Celebrate Change

Celebrate Change lesson plan

Transform yourself into a fantastic new creature, using design elements and principles of visual organization to make a mask to use in plays and storytelling.

  • 1.

    Imagine an expressive fantasy creature or character you would like to become. On oak tag or poster board, use Crayola® Colored Pencils to draw a head-sized oval that will become a mask. Sketch features such as eyes with exaggerated expressions to convey a dramatic new identity.

  • 2.

    Experiment with mixing Crayola Model Magic colors to suit the creature's personality. For example, blend two primary colors (red, yellow, blue) well to make a secondary hue (orange, green, purple). Create tints by adding white. For a marbled effect, blend colors incompletely to make streaks.

  • 3.

    Apply Model Magic to the paper oval to make the face. Build up features on top of the drawing. To make multicolored "cinnamon roll" shapes for unusual features, flatten at least two balls of different-colored Model Magic using a rolling pin or dowel. Stack the flattened disks tightly, and roll them up. Use Crayola Scissors to cut 1/4-inch segments. Connect these pieces.

  • 4.

    As you use your hands to form pieces for your mask, focus on making the shape of each piece match its expressive function. Use strips of Model Magic to add expressive lines to the face and to emphasize certain features. Embellish the mask with Crayola Glitter Glue and other decorative materials.

  • 5.

    When the mask is complete, apply Crayola School Glue to the tip of a dowel stick or tree branch. Insert the stick into the chin of the mask.


  • Students develop fantasy creatures and characters, describing personalities in terms of gestures, actions, and expressions displayed.
  • Students make fantasy masks, focusing on shape, form, proportion, line, and emphasis to demonstrate personality.
  • Students present plays and tell stories using masks.

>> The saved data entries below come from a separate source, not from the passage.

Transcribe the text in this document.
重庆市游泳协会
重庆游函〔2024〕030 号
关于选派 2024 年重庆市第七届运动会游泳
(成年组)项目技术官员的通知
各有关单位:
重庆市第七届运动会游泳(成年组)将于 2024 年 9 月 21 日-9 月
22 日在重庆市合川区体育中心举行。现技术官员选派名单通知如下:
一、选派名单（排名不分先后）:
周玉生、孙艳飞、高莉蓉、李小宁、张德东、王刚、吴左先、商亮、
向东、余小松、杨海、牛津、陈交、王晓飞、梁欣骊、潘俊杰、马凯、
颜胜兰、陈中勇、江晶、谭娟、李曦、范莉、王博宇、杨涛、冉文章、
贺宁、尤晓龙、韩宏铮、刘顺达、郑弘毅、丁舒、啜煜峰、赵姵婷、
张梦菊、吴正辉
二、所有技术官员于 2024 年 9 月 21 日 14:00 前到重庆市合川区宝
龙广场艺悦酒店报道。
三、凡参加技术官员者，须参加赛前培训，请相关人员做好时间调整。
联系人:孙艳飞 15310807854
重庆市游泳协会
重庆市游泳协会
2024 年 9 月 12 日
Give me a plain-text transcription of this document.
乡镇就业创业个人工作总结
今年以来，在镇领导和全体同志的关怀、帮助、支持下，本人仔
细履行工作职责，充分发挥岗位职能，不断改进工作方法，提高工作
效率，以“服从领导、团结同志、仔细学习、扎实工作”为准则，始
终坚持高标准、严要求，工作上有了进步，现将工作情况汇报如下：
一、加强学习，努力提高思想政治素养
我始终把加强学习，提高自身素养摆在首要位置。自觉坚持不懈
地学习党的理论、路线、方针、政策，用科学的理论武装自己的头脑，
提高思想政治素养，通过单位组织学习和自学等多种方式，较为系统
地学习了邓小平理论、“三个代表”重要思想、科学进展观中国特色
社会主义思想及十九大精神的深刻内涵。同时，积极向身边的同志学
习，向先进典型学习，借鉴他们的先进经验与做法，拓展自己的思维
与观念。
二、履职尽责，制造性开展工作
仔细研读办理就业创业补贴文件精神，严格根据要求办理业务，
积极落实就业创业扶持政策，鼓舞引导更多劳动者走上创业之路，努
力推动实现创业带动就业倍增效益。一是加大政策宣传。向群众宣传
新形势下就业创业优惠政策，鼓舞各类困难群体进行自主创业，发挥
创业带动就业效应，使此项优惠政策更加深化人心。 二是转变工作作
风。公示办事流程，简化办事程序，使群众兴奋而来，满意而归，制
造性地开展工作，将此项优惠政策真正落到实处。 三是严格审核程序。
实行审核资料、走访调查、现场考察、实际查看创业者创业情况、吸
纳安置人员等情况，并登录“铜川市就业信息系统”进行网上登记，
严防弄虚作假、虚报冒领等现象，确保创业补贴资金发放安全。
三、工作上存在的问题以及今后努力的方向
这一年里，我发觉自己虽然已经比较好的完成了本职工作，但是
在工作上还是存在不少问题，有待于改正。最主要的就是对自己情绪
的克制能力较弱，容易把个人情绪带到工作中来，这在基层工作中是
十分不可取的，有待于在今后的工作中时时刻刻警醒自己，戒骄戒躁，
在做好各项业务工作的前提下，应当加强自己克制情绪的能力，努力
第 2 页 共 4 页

  • Introduce this imaginative experience by reading or telling a story with unique and expressive characters. Ask children to name or find other dramatic personalities in books or create them in stories of their own.
  • Older children can research the art of mask-making, or specific mask-making traditions such as those of Japanese Noh theater. Use Model Magic to make replicas of different masks from around the world.
  • Younger children and special needs students may benefit from short practice sessions experimenting with color mixing and sculpting techniques before participating in this activity.